Ans Kürzertreten denkt der Schwede aber keineswegs. Während er nebenbei anlässlich des 15-jährigen Bandjubiläums tourt, Liveaufnahmen veröffentlicht und das Sideproject Luciferian Light Orchestra ins Leben ruft, nimmt er 2012 seinen großen Traum wieder auf: Eine Oper zu schreiben. Den ursprünglichen Ansatz, ein klassisches Werk zu verfassen, verwirft er zu diesem Zeitpunkt zwar wieder und arrangiert die bereits Anfang des Jahrtausends in diesem Zuge entstandenen Entwürfe als Symphonic Metal-Stücke um. Das neue Ziel lautet: Die Therion-Version von "Jesus Christ Superstar" zu schaffen.
Als Anker für die Storyline verwendet Christofer Wladimir Solowjews "Kurze Erzählung vom Antichrist", entfernt sich schlussendlich jedoch weit vom Buch. "Geopolitische Anleihen strichen wir raus. Wir möchten einfach unterhalten", erklärt der Musiker im Interview. Auch in die Hauptrollen greift er aus verschiedenen Gründen entscheidend ein: "Im Buch gab es nur männliche Charaktere. Die erste Aufgabe war also, ein bisschen Balance hinzuzufügen.
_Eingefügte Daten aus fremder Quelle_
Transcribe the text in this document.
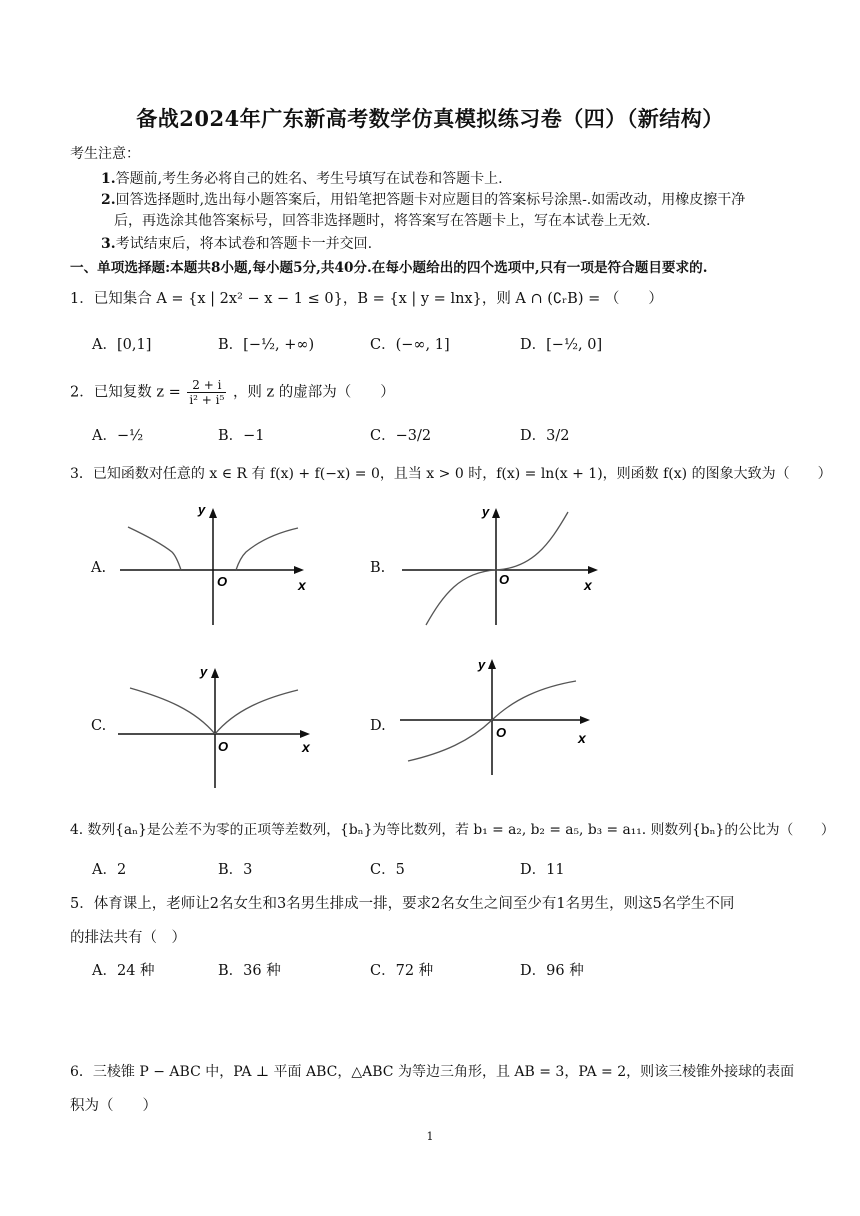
备战2024年广东新高考数学仿真模拟练习卷（四）（新结构）
考生注意：
1.答题前,考生务必将自己的姓名、考生号填写在试卷和答题卡上.
2.回答选择题时,选出每小题答案后，用铅笔把答题卡对应题目的答案标号涂黑-.如需改动，用橡皮擦干净
后，再选涂其他答案标号，回答非选择题时，将答案写在答题卡上，写在本试卷上无效.
3.考试结束后，将本试卷和答题卡一并交回.
一、单项选择题:本题共8小题,每小题5分,共40分.在每小题给出的四个选项中,只有一项是符合题目要求的.
1．已知集合 A = {x | 2x² − x − 1 ≤ 0}，B = {x | y = lnx}，则 A ∩ (∁ᵣB) = （　　）
A．[0,1]	B．[−½, +∞)	C．(−∞, 1]	D．[−½, 0]
2．已知复数 $z = \frac{2 + i}{\text{i² + i⁵}}$ ，则 z 的虚部为（　　）
A．−½	B．−1	C．−3/2	D．3/2
3．已知函数对任意的 x ∈ R 有 f(x) + f(−x) = 0，且当 x > 0 时，f(x) = ln(x + 1)，则函数 f(x) 的图象大致为（　　）
A.	B.
C.	D.
y
x
O
y
x
O
y
x
O
y
x
O
4. 数列{aₙ}是公差不为零的正项等差数列，{bₙ}为等比数列，若 b₁ = a₂, b₂ = a₅, b₃ = a₁₁. 则数列{bₙ}的公比为（　　）
A．2	B．3	C．5	D．11
5．体育课上，老师让2名女生和3名男生排成一排，要求2名女生之间至少有1名男生，则这5名学生不同
的排法共有（　）
A．24 种	B．36 种	C．72 种	D．96 种
6．三棱锥 P − ABC 中，PA ⊥ 平面 ABC，△ABC 为等边三角形，且 AB = 3，PA = 2，则该三棱锥外接球的表面
积为（　　）
1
Sowohl aus musikalischen Gründen als auch um die Geschichte etwas aufzupolieren. Der Antagonist des Antichristen im Buch ist Pater Johannes, doch er hat eine eher begrenzte Rolle und ist ein langweiliger alter Mann. Stattdessen habe ich also Johanna erfunden, die seinen Platz einnimmt. Sie ist vergleichbar mit dem Charakter von Jeanne d'Arc und hat jetzt die zweitwichtigste Rolle in dem Stück."
Insgesamt komponiert der Bandboss Noten für vier Stunden Musik, kürzt "Beloved Antichrist" aber letztlich auf drei Stunden zusammen. Auch wenn Therion direkt im Anschluss eine Welttournee starten, ist die Arbeit an dem sich über drei Akte erstreckenden Mammutwerk damit noch keineswegs abgeschlossen. Denn Christofer möchte "Beloved Antichrist" nicht als Album, sondern vielmehr als Bühnenwerk verstanden wissen und in großem Rahmen in die Musicalhäuser dieser Erde bringen. "Passiert das nicht, wäre es eine schwere Niederlage für mich", erklärt er. "Also seid euch sicher: Es wird passieren!"
2 Kommentare
Kleine Korrektur, 2012 war das 25-jährige Jubiläum und die Wege von Nuclear Blast und der Band haben sich nach SA nicht getrennt, NB wollten lediglich Les Fleurs du Mal nichts veröffentlichen, die neueren Releases aber schon.
Ich persönlich mag die Alben "Gothic Kabbalah" und "Sitra Ahra" thematisch und musikalisch sehr. In the year 6000, the Qliphoth of the Tree Of Knowledge on the Sitra Ahra will still remain victorious. The (weak) messiah won't appear.